The laugh snorted out before she could stop it, but she grabbed her shirt. “What I’m saying is you’re an important man, a successful man. Sometimes you make a splash about it, sometimes you don’t. Depends on the purpose. You don’t need to make a big deal about stuff because you are a big deal. That’s one part.”

“Of what, exactly?”

“Of the whole ego thing. Guys have a different kind of ego than women. I think. Anyway, Mavis claims it’s connected to the dick. She’s usually right about stuff like that.”

“I don’t know how I feel about you discussing my dick with Mavis.”

“I always say you’re hung like a bull and can go all night.”

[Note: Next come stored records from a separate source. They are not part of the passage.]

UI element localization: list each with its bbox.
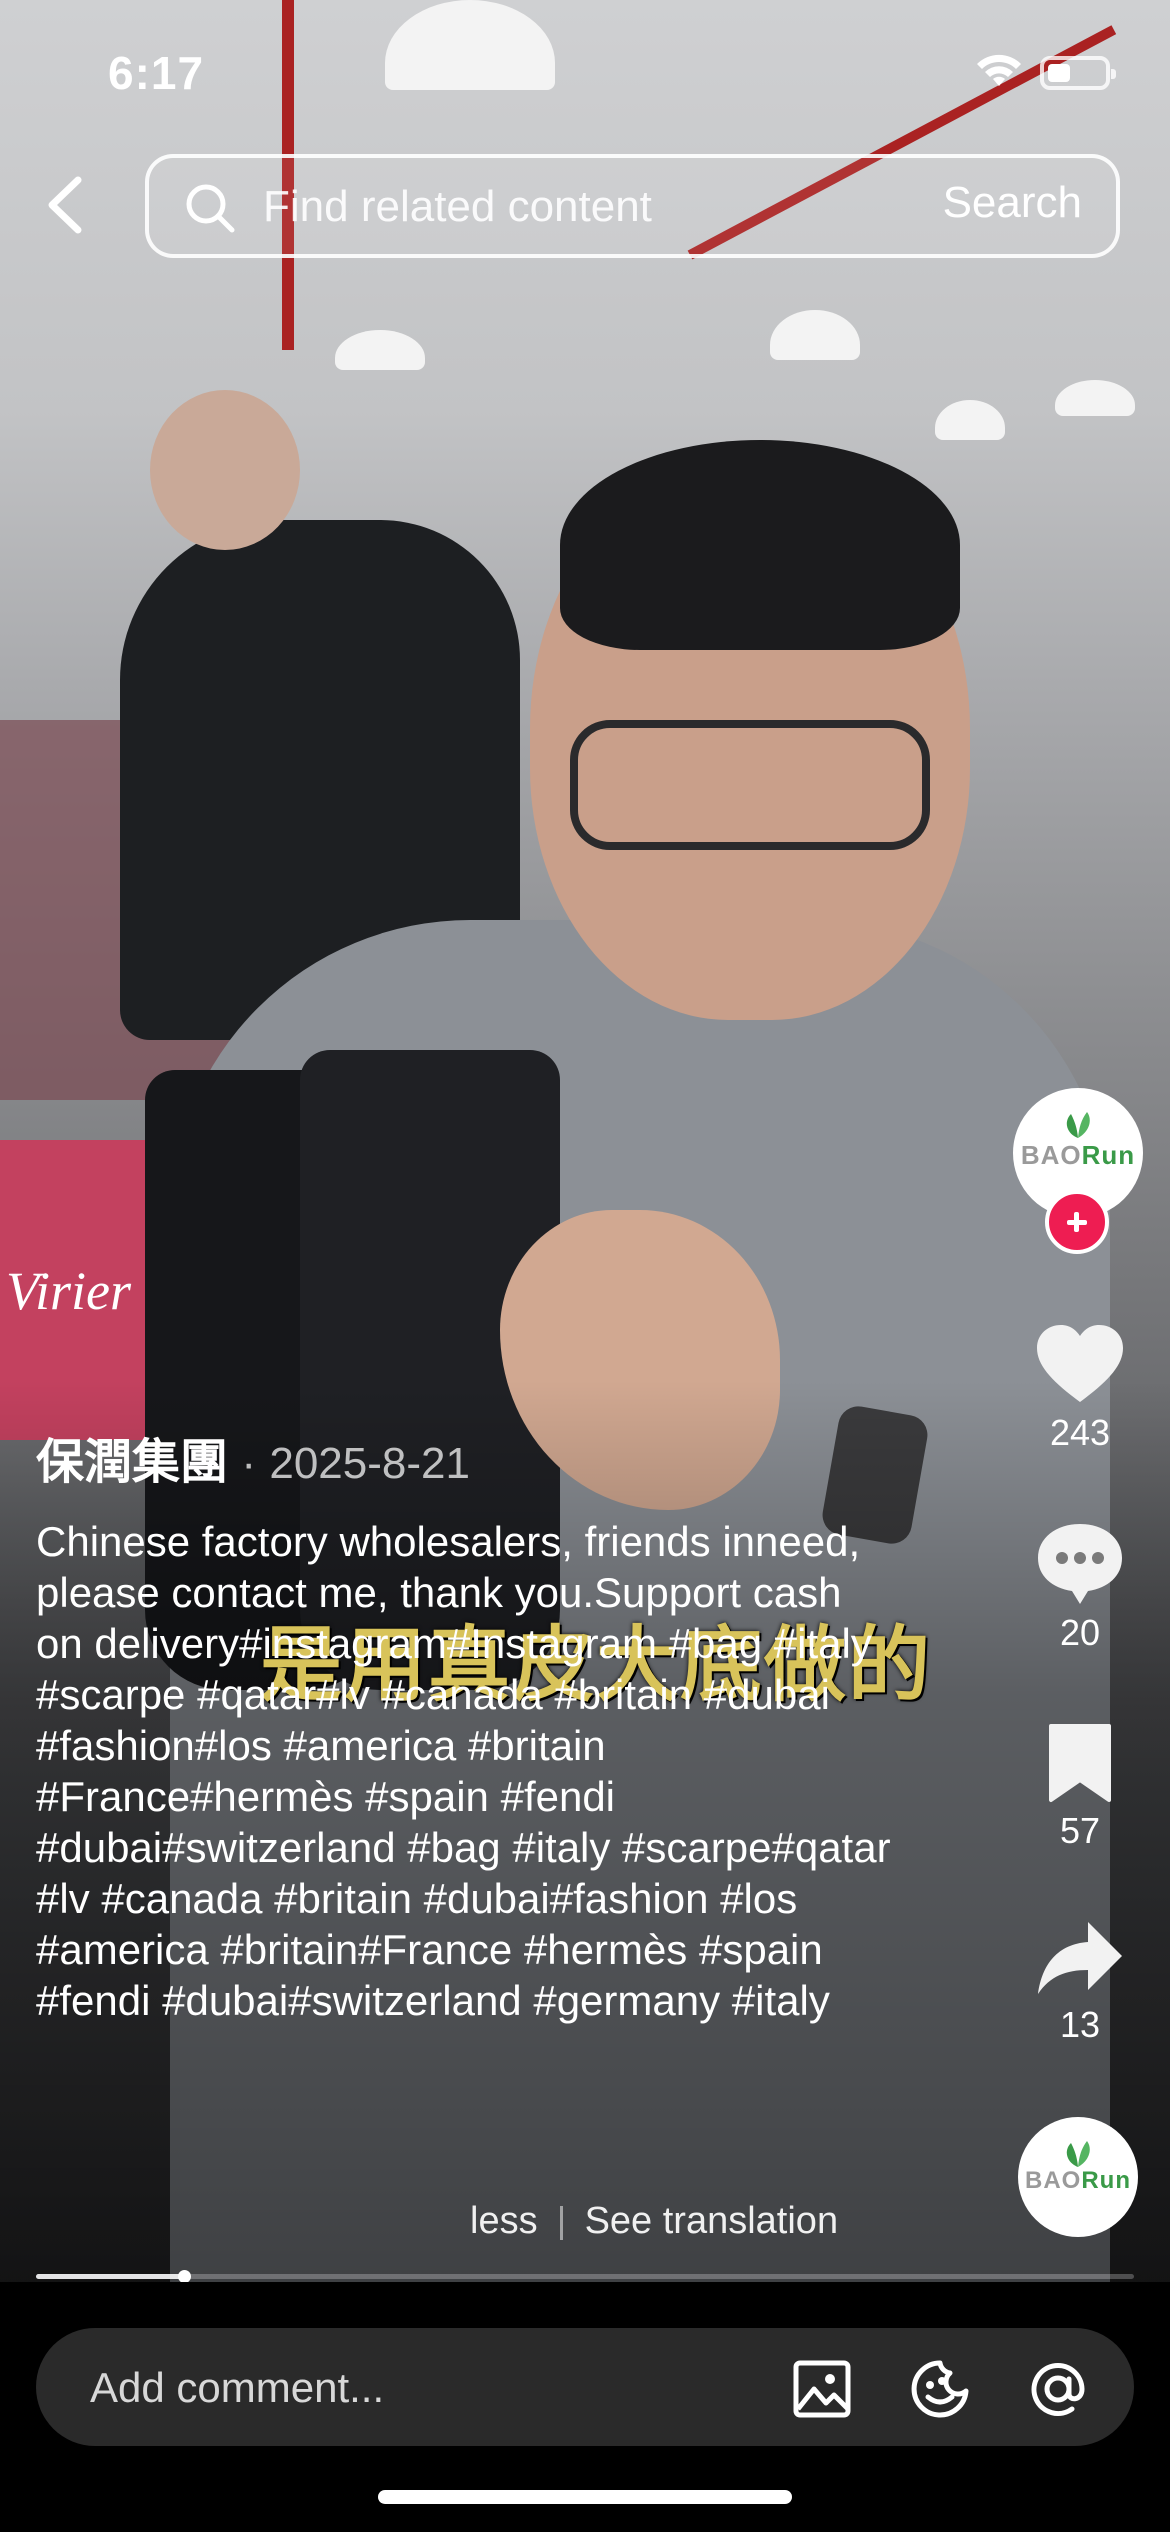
ceiling-lamp xyxy=(385,0,555,90)
comment-count: 20 xyxy=(1059,1612,1101,1653)
battery-icon xyxy=(1040,56,1116,90)
see-translation-button[interactable]: See translation xyxy=(585,2200,839,2242)
comment-input[interactable] xyxy=(88,2328,772,2448)
author-name[interactable]: 保潤集團 xyxy=(36,1436,228,1489)
shoe-box-brand: Virier xyxy=(6,1261,131,1321)
divider xyxy=(559,2205,563,2240)
heart-icon xyxy=(1037,1325,1123,1402)
ceiling-lamp xyxy=(335,330,425,370)
presenter-glasses xyxy=(570,720,930,850)
emoji-icon[interactable] xyxy=(910,2359,970,2419)
home-indicator[interactable] xyxy=(378,2490,792,2504)
comment-button[interactable]: 20 xyxy=(1020,1520,1140,1654)
search-icon xyxy=(186,184,235,233)
image-icon[interactable] xyxy=(792,2359,852,2419)
caption-actions: less See translation xyxy=(470,2200,838,2243)
original-sound-disc[interactable]: BAORun xyxy=(1018,2117,1138,2237)
avatar-logo: BAORun xyxy=(1020,1140,1136,1170)
ceiling-lamp xyxy=(770,310,860,360)
search-bar[interactable]: Search xyxy=(145,154,1120,258)
share-icon xyxy=(1038,1922,1122,1994)
share-button[interactable]: 13 xyxy=(1020,1918,1140,2046)
less-button[interactable]: less xyxy=(470,2200,538,2242)
at-icon[interactable] xyxy=(1028,2359,1088,2419)
search-input[interactable] xyxy=(261,158,885,256)
like-button[interactable]: 243 xyxy=(1020,1322,1140,1454)
follow-button[interactable] xyxy=(1045,1190,1109,1254)
save-button[interactable]: 57 xyxy=(1020,1722,1140,1852)
like-count: 243 xyxy=(1049,1412,1111,1453)
save-count: 57 xyxy=(1059,1810,1101,1851)
status-time: 6:17 xyxy=(108,47,205,99)
share-count: 13 xyxy=(1059,2004,1101,2045)
comment-icon xyxy=(1038,1524,1122,1604)
disc-logo: BAORun xyxy=(1025,2167,1131,2194)
progress-fill xyxy=(36,2274,185,2279)
date-separator: · xyxy=(241,1439,257,1488)
chevron-left-icon[interactable] xyxy=(40,170,90,240)
leaf-icon xyxy=(1066,2141,1090,2167)
video-caption[interactable]: Chinese factory wholesalers, friends inn… xyxy=(36,1516,896,2026)
presenter-hair xyxy=(560,440,960,650)
video-progress-bar[interactable] xyxy=(36,2270,1134,2283)
leaf-icon xyxy=(1066,1112,1090,1138)
ceiling-lamp xyxy=(935,400,1005,440)
bookmark-icon xyxy=(1049,1724,1111,1802)
background-worker-head xyxy=(150,390,300,550)
author-line: 保潤集團 · 2025-8-21 xyxy=(36,1422,470,1492)
ceiling-lamp xyxy=(1055,380,1135,416)
wifi-icon xyxy=(977,54,1021,86)
comment-box[interactable] xyxy=(36,2328,1134,2448)
search-button[interactable]: Search xyxy=(943,178,1082,228)
post-date: 2025-8-21 xyxy=(269,1439,470,1488)
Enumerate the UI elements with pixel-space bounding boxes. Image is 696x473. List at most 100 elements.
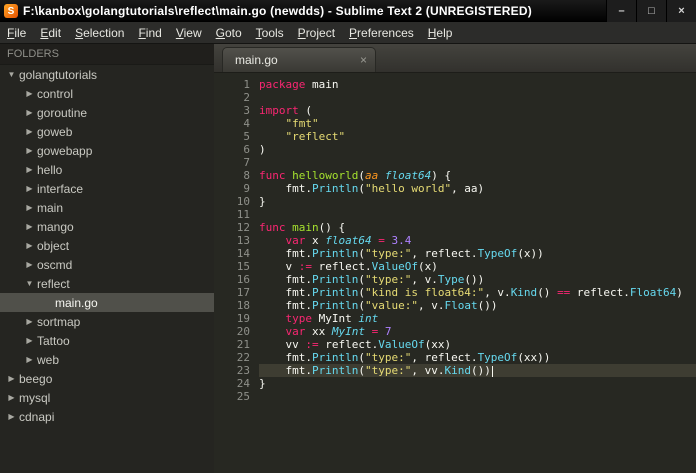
folder-oscmd[interactable]: ▶ oscmd xyxy=(0,255,214,274)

“That’s all right, then.” But since the direction of the discussion made him feel just a little exposed, he reached for his pants.

“What I’m saying is you’ve got a… powerful ego. You needed it to get where you are, and, I must be feeling sloppy because I’m going to say you’ve earned it. You’re confident, confident enough in yourself, in who you are, to back away from a fight because it was important to me. You don’t agree with me. What you said before, that you’d be able to live with the consequences, is true. You’d have felt justified. You’d have felt right.”

“There was complicity in their neglect. They’re guilty because they ignored you. More guilty because they were in a position of authority.”

“I’m not arguing that.” She tried to put her thoughts into cohesive words as she dressed. “You understood me enough to know if you took action in that direction it would damage me. Us. You put that first, subjugating your own ego. It takes balls to do that.”

“I appreciate the sentiment, but I wonder if you could formulate metaphors that didn’t include my genitalia. It’s beginning to weird me out.”

“You’re courageous enough to do something that in some part of your heart you see as cowardly.” She stepped toward him when he stopped buttoning his shirt, when he looked over at her. “You think I don’t know that about you? That I don’t understand the nasty little war this waged?”

She tapped a finger to his heart. “And what it cost you to surrender? It makes you the bravest man I know.”

“There was nothing courageous about hurting you. And I was hurting you.”